В первый миг, услышав о лосе из гипса, гости решили: уж не спятил ли председатель, но теперь, после некоторой паузы, задвигались, защелкали задумчиво по фаянсовой и фарфоровой посуде - звук от крепких щелчков, звонкий и реальный, нравился гостям все больше и скоро вся освещенная лунным светом поляна звенела мажорно, возглас: "Лося!" подхватили, весь большой стол заходил ходуном: "Лося!

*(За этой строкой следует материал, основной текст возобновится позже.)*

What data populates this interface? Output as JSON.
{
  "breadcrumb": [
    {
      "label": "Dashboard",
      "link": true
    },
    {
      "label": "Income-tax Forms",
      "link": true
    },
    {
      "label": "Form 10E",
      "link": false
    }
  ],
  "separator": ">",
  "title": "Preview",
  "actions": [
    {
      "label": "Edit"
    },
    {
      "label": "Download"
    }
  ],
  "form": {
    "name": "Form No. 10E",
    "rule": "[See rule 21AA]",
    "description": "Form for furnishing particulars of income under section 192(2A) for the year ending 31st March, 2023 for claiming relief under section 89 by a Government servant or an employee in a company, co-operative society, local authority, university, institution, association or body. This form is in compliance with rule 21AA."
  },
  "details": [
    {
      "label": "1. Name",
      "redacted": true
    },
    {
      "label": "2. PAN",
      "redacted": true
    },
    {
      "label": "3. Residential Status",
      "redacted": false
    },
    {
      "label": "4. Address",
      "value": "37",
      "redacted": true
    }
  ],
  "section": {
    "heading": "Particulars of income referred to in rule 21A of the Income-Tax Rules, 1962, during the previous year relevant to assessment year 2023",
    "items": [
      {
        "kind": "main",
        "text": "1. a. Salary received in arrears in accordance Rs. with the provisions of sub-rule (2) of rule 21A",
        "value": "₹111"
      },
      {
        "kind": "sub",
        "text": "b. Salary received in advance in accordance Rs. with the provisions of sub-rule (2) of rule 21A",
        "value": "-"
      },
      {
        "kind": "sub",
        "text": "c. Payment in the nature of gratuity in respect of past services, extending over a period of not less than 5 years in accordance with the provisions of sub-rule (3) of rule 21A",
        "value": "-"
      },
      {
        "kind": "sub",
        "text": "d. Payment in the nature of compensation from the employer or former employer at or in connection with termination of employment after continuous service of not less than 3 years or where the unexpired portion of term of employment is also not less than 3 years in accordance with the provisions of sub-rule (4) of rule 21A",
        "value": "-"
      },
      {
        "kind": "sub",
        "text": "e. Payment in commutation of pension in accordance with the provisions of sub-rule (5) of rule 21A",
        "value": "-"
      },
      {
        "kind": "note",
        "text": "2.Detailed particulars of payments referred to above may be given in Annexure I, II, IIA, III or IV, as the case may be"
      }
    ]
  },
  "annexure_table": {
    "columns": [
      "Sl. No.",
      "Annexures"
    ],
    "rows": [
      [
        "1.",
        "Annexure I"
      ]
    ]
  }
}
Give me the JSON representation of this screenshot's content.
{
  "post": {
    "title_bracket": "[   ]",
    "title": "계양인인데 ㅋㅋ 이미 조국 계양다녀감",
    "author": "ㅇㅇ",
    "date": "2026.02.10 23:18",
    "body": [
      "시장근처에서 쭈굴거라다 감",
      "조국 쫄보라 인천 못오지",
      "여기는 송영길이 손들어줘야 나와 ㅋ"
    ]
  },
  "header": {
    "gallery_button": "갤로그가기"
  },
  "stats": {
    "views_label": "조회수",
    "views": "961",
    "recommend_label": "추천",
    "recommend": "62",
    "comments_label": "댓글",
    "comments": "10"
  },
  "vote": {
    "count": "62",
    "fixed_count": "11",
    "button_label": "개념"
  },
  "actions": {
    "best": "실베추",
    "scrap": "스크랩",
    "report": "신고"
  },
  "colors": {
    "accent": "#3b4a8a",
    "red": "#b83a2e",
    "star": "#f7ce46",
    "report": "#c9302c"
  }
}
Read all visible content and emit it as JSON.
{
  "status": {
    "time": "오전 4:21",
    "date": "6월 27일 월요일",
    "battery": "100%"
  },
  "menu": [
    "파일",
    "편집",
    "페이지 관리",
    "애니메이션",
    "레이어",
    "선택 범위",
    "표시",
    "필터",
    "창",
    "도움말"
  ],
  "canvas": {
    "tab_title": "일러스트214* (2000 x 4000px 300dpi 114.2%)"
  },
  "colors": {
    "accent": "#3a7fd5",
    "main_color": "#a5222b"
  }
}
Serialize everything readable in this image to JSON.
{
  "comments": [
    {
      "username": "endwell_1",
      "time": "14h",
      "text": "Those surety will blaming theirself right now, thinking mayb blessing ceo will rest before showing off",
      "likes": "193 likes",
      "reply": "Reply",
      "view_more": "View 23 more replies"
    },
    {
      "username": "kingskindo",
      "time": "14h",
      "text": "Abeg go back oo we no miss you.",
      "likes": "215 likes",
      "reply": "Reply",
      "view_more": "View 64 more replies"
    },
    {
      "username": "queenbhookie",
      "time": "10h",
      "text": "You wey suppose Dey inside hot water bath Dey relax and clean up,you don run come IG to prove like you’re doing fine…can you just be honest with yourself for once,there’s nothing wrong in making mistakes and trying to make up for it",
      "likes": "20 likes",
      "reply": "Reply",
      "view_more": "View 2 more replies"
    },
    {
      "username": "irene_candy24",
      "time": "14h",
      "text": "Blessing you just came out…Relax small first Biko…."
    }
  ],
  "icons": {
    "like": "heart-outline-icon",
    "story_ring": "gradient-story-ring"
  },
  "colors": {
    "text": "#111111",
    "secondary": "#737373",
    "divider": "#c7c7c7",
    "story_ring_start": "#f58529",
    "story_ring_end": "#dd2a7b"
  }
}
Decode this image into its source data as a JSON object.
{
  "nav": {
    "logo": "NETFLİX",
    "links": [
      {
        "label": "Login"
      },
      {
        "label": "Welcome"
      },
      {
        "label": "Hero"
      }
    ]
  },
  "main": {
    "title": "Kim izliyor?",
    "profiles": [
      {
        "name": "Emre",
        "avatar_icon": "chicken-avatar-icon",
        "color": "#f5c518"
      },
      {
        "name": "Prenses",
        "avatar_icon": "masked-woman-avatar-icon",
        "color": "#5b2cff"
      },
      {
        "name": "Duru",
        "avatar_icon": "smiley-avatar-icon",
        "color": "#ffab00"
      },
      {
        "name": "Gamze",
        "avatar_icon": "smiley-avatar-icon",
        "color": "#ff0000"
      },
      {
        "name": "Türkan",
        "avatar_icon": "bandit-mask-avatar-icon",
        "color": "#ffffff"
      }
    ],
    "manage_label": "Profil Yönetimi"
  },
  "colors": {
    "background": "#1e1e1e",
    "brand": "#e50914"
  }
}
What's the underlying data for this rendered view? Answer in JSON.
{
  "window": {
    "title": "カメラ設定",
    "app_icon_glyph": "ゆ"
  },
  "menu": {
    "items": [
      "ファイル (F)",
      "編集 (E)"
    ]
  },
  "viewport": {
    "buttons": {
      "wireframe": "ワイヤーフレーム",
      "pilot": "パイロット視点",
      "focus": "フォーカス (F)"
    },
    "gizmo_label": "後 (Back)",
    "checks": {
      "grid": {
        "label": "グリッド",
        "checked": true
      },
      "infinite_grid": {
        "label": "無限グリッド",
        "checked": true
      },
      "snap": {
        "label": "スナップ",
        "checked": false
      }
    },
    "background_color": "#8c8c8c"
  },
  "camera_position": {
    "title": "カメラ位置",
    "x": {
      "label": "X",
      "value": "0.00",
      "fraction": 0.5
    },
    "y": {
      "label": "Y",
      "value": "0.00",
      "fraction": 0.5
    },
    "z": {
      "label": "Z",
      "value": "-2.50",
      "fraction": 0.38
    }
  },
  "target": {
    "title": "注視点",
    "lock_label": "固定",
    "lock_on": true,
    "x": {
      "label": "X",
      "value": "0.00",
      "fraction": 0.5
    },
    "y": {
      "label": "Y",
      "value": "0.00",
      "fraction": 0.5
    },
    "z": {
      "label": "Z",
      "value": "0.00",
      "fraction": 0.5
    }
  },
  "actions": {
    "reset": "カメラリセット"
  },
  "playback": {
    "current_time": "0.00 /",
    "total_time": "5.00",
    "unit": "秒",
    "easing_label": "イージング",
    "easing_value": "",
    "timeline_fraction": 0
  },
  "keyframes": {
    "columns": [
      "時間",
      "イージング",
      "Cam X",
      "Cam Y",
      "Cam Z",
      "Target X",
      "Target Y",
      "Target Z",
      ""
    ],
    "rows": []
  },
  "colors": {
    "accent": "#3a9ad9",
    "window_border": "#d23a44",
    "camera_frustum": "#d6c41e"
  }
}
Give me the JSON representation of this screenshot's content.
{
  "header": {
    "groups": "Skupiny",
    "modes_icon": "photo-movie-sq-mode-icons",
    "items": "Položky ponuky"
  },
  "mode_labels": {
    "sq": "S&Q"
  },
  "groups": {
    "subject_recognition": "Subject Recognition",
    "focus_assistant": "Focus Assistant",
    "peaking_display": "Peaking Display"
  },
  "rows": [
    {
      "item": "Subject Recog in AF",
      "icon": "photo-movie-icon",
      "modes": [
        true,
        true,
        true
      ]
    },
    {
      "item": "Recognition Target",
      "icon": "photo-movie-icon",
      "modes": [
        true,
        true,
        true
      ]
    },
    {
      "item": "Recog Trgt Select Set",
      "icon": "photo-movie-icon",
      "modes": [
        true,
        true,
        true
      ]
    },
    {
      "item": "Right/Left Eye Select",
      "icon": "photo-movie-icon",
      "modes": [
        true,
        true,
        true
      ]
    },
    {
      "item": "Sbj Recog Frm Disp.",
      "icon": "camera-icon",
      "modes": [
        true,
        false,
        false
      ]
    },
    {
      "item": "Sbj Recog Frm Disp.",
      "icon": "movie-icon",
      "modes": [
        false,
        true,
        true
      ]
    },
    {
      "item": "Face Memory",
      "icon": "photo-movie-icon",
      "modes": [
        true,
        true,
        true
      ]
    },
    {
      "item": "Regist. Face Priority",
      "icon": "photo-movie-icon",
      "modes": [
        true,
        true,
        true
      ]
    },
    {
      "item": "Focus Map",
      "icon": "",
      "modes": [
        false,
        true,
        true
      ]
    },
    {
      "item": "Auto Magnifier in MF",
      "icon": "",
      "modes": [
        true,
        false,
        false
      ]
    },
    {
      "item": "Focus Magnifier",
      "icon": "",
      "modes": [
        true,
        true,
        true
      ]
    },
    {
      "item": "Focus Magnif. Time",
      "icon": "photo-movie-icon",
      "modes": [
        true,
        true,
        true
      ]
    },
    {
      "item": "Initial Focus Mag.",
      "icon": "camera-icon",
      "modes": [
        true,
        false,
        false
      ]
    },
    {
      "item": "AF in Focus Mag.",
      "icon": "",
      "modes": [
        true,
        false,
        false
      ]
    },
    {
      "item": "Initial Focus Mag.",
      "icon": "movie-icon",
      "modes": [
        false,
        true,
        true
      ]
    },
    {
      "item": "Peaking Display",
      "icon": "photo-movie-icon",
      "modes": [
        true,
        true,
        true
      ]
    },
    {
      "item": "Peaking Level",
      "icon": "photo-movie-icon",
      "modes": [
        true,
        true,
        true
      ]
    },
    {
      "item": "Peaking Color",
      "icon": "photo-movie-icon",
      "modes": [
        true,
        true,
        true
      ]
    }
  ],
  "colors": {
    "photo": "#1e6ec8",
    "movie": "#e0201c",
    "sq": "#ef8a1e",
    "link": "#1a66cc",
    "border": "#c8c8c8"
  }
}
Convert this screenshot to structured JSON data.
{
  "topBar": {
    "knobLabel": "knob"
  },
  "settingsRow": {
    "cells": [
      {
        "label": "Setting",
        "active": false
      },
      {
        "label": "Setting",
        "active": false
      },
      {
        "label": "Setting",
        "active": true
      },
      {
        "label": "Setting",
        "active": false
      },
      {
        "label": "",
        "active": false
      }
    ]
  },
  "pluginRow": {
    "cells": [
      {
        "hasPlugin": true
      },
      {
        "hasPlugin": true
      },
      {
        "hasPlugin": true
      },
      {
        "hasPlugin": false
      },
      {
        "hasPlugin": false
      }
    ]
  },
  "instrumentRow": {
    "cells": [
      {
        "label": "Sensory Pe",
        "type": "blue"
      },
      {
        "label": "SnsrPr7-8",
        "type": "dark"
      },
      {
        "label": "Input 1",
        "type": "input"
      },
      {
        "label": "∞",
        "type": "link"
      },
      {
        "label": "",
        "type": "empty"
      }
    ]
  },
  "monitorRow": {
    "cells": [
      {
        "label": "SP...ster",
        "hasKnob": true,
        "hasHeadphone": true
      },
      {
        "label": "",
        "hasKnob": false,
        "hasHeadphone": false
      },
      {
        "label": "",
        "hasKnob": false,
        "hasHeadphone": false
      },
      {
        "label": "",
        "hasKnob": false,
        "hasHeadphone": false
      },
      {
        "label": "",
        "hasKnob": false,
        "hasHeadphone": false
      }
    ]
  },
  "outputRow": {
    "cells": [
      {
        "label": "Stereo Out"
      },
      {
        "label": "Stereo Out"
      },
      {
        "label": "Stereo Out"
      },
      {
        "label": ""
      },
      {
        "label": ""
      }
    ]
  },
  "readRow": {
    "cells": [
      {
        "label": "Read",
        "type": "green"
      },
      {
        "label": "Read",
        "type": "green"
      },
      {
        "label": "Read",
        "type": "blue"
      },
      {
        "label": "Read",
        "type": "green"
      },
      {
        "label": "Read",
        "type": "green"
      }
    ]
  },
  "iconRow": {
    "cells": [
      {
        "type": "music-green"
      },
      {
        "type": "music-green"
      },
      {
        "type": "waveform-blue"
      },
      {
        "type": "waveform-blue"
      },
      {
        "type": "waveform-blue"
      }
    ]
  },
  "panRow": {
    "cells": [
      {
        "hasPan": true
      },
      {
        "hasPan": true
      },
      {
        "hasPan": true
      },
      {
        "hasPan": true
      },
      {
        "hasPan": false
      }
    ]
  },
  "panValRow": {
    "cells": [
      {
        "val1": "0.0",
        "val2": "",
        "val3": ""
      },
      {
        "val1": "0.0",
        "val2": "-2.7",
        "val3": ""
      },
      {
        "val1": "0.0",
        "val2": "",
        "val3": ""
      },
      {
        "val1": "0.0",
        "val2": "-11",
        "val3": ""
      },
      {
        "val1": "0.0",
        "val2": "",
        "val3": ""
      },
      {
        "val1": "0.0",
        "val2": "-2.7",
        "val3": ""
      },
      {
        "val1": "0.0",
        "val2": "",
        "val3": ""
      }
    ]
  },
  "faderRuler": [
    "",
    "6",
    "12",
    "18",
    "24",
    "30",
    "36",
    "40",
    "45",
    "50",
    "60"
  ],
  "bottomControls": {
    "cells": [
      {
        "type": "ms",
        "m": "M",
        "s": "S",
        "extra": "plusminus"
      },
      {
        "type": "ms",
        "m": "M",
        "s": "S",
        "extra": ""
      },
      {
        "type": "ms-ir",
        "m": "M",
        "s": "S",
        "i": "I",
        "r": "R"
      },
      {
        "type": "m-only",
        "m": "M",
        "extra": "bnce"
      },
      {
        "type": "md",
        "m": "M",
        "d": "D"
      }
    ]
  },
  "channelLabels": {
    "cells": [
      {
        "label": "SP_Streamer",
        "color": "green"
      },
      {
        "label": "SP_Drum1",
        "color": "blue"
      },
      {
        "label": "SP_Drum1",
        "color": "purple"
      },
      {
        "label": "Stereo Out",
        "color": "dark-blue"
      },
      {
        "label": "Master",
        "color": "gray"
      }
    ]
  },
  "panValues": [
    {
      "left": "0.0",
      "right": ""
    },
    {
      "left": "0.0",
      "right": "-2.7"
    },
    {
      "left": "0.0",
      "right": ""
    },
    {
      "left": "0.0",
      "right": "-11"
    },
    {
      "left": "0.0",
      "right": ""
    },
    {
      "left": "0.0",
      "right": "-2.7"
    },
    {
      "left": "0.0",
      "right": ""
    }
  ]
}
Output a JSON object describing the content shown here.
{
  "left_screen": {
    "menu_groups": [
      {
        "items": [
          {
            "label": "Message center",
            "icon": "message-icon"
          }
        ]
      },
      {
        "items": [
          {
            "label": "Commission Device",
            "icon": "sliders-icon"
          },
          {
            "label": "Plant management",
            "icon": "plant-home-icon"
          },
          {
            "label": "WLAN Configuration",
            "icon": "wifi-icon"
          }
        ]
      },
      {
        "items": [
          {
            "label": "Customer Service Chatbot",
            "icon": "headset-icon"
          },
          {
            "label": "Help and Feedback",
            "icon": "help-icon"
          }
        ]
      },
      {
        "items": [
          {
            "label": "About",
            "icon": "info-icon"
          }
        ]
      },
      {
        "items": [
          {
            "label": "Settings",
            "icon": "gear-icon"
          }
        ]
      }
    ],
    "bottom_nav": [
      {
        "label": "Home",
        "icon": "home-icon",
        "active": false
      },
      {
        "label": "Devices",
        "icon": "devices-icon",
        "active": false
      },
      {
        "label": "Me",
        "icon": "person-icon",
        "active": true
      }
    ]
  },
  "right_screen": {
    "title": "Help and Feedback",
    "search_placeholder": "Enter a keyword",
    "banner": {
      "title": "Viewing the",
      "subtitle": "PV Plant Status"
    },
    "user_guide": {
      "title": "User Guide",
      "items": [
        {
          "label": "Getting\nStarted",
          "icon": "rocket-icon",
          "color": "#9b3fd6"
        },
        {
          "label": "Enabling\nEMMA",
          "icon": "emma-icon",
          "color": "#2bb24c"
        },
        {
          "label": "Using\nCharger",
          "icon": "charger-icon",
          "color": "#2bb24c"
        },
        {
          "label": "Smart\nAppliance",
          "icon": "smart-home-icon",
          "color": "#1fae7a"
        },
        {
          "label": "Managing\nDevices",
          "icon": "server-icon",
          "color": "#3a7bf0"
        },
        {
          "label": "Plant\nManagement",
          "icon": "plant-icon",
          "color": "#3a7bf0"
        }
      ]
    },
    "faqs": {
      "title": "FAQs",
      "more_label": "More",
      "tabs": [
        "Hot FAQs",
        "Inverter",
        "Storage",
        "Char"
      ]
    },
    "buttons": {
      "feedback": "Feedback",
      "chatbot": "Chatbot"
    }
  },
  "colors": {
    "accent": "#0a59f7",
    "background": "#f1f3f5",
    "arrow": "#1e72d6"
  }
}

Даешь гипсового!" - и далекое лесное эхо ответило: "Го-го-го!"
Какие, однако, прекрасные погоды бывают по утрам: листья кустов и деревьев вздрагивают чуть от легкого ветра, только освободилась от утренней росы трава, но еще прохладна, манит лечь, окунуть лицо в пахнущую чудесно, усыпанную белой и розовой кашкой зелень, жужжит у плеча мохнатая пчела, садится на розовую сладкую кашку у края узкой тропки, бегущей меж стройных стволов сосен, уходящих вверх и раскинувших кроны в синей прозрачной синеве неба, в котором и малой тучки не отыщешь, солнце теплым лучом легко коснется шеи, пробежит по руке, ляжет впереди изумрудным пятном на траву, шевельнет веткой сосна, упадет шишка и заскачет по тропке...
Именно таким утром сошел с электрички Пенкин и пошел узкой тропкой, проходившей рядом с шоссе, иногда поднимаясь над ним и петлявшей меж зеленых кустов.
Пенкин, сорокалетний плотный мужчина, был художник, точнее, зодчий, скульптор, и шел он сейчас к родной тетке, работавшей прачкой, стиравшей белье важным людям и потому жившей по месту работы, в лесу, где стояли государственные дачи и где тетка жила в благоустроенном бараке для прислуги. Пенкин не то чтобы любил свою тетку, но место, где проживала та, ставило тетку в положение необычное, и хоть была тетка всего-то прачкой, важности своей, в глазах Пенкина, не теряла; взбираясь по тропке над шоссе, видел он черные машины, пролетавшие по шоссе к лесу, замечал в машинах глядящие всегда вперед профили, его, Пенкина, не замечавшие, и это обстоятельство, как ни странно, тоже прибавляло веса родной его тетке, и потому шел он к лесу в настроении приподнятом, чувствуя причастность свою к людям в лакированных машинах, хотя бы потому, что продвигался к тому же лесу, в который въезжали, покачиваясь на мягких рессорах, автомобили.